Draußen stehen die Kandidaten Schlange. drinnen macht sich Unzufriedenheit breit. Die Aspiranten verbinden mit der Europäischen Gemeinschaft Wachstumschancen, Integrationsvorteile, Stabilität, die Mitglieder schimpfen über Butterberge, Bürokratie und Bürgerferne. Wer noch nicht zum feinen Zwölferclub gehört, erhofft sich von einem Beitritt wahre Wunder, während innerhalb der Gemeinschaft die gehört, an der Zukunft des Unternehmens Europa lauter werden.

Das Nein der Dänen zu den Maastrichter Verträgen hat einen Schock ausgelöst. Damit ist nicht nur die Verwirklichung der im Dezember vereinbarten Verträge über die politische Union sowie über die Wirtschafts- und Währungsunion gefährdet. Schon im Dezember hatte Frankreichs Präsident François Mitterrand seine Partner gewarnt: „Wenn die Gemeinschaft in Maastricht versagt, wäre dies der Anfang ihres Niedergangs.“

Das dänische Veto, aber auch der Widerstand der anderen Mitgliedstaaten gegen das neue Vertragswerk macht einen Stimmungsumschwung bei einer Vielzahl von EG-Bürgern deutlich, in dem ein fundamentaler Widerspruch steckt. Auf der einen Seite machen sich Sorgen und Nöte über die Zukunft sowie Ärger über Details breit, auf der anderen Seite stehen die positiven Erfahrungen mit dem Zusammenwachsen der Gemeinschaft. Noch vergangenen Monat äußerte bei einer Meinungsumfrage in allen EG-Ländern die Mehrheit der Bevölkerung die Ansicht, daß die Zugehörigkeit zur Gemeinschaft ihrem Land nutzt. Doch im Alltag werden die Wachstums- und Wohlstandsgewinne, die durch die Integration ermöglicht werden, längst als Selbstverständlichkeit hingenommen, während der Unmut über die handelnden Regierungen für aktuelle Aufregung sorgt.

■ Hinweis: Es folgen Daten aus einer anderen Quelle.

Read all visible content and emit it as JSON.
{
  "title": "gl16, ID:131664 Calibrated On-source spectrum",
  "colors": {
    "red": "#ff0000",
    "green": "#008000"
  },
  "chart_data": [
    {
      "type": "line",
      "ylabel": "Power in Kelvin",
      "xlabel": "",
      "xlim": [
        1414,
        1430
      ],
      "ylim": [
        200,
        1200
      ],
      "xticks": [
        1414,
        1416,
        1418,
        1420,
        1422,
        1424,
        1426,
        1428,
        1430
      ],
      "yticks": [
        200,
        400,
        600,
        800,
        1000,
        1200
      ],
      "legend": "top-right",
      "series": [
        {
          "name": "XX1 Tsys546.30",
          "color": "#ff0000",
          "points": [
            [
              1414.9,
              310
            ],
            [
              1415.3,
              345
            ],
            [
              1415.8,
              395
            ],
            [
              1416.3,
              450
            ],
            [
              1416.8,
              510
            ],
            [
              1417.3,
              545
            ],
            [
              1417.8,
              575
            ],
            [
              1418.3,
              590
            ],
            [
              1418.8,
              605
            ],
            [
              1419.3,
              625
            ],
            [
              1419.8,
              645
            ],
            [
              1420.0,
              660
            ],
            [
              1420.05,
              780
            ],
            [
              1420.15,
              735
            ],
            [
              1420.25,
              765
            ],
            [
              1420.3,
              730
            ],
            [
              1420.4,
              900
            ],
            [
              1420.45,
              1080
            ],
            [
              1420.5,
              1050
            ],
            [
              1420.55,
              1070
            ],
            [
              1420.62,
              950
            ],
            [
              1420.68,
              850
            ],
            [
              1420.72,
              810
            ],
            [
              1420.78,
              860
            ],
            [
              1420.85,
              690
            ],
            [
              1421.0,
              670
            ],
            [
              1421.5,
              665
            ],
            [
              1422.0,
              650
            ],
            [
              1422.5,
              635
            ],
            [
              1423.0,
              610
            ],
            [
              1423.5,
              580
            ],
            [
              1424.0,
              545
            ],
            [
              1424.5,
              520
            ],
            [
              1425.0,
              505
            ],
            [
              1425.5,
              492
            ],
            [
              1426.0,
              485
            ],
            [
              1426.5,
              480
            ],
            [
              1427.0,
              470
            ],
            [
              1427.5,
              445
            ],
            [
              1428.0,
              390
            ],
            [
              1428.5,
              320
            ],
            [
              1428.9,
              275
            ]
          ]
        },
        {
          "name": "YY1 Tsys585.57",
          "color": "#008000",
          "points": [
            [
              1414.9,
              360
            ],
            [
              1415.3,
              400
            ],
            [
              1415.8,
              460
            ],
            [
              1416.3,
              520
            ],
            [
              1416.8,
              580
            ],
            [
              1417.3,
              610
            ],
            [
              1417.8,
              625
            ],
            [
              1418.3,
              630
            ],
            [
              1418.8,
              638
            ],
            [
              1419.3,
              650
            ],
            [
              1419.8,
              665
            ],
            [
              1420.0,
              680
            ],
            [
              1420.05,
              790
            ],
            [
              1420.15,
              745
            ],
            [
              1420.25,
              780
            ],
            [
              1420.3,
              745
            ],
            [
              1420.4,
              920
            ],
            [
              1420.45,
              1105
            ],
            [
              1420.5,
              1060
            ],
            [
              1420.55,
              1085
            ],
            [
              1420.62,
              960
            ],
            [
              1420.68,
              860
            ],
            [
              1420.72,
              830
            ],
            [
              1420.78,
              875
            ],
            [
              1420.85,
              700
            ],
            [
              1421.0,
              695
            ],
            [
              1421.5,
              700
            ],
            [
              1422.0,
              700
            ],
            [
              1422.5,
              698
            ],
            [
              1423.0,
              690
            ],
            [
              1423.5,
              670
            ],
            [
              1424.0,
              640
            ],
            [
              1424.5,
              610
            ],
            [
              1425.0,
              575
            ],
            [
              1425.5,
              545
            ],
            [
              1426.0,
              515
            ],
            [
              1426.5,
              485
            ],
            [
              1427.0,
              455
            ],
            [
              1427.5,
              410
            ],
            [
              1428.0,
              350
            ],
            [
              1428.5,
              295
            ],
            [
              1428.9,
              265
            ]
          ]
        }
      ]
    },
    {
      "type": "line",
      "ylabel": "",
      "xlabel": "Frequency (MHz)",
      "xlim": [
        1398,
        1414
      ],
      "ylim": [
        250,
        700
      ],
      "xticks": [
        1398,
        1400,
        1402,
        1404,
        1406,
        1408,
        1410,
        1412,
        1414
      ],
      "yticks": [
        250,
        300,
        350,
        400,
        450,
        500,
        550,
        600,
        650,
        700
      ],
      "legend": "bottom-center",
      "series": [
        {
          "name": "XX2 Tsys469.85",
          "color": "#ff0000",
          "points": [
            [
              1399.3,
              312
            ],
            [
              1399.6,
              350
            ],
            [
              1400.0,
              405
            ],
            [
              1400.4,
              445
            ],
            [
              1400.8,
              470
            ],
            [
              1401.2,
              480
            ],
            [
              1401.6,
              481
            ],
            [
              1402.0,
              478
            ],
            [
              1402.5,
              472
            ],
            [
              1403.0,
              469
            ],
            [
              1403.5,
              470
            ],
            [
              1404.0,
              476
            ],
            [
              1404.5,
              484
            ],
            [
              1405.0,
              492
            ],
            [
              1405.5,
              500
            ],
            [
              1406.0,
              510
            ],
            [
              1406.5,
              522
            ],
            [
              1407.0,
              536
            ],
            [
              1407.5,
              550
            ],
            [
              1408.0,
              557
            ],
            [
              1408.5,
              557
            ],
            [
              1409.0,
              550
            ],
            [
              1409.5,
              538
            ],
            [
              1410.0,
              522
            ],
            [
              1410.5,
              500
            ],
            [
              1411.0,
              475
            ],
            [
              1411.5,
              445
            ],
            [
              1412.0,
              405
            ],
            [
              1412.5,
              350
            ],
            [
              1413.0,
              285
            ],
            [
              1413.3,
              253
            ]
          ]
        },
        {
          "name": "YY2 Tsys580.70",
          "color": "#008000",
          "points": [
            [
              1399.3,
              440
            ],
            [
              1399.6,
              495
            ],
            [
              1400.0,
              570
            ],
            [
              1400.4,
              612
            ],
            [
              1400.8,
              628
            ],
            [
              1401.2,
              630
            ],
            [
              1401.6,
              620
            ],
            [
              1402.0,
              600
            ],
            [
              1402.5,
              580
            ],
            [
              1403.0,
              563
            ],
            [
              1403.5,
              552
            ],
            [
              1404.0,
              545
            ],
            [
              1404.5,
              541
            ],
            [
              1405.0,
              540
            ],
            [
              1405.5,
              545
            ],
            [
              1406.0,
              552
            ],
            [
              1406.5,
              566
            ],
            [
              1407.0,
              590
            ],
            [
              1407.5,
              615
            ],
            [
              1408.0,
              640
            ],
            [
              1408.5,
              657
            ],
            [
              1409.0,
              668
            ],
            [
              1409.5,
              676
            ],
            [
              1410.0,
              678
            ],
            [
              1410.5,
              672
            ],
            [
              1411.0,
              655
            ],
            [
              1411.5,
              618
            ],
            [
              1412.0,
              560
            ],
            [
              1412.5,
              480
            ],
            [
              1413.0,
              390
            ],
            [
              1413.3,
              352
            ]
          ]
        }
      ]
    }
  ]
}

Dabei haben die EG-Mitgliedsländer viel zu verlieren. Immerhin errechnete im März 1988 eine Arbeitsgruppe unter Vorsitz des Italieners Paolo Cecchini die „Kosten der Nichtverwirklichung Europas“. Das Ergebnis: Ohne den (inzwischen zu einem guten Teil praktizierten) Europäischen Binnenmarkt verzichten die Europäer auf Integrationsgewinne in Höhe von mindestens 400 Milliarden Mark. Im Cecchini-Bericht hieß es dazu: „Diesen positiven Trend könnten die EG-Regierungen durch eine angemessene und abgestimmte Politik noch verstärken. Die Wirtschaft der Gemeinschaft dürfte jedenfalls einen bislang nicht gekannten Leistungsstand erreichen.“

Das sieht nach der besten aller Welten aus, auch wenn solche Aussagen zwangsläufig spekulativ bleiben. Eines indes läßt sich nicht bestreiten: Europa ist eine Insel des Wohlstands, obwohl, es auch hier Armut und Arbeitslosigkeit gibt. Doch die Gemeinschaft produziert heute ein Viertel des weltweiten Sozialprodukts, und nach der jüngsten Statistik der Weltbank rangieren acht EG-Länder unter den reichsten der Erde.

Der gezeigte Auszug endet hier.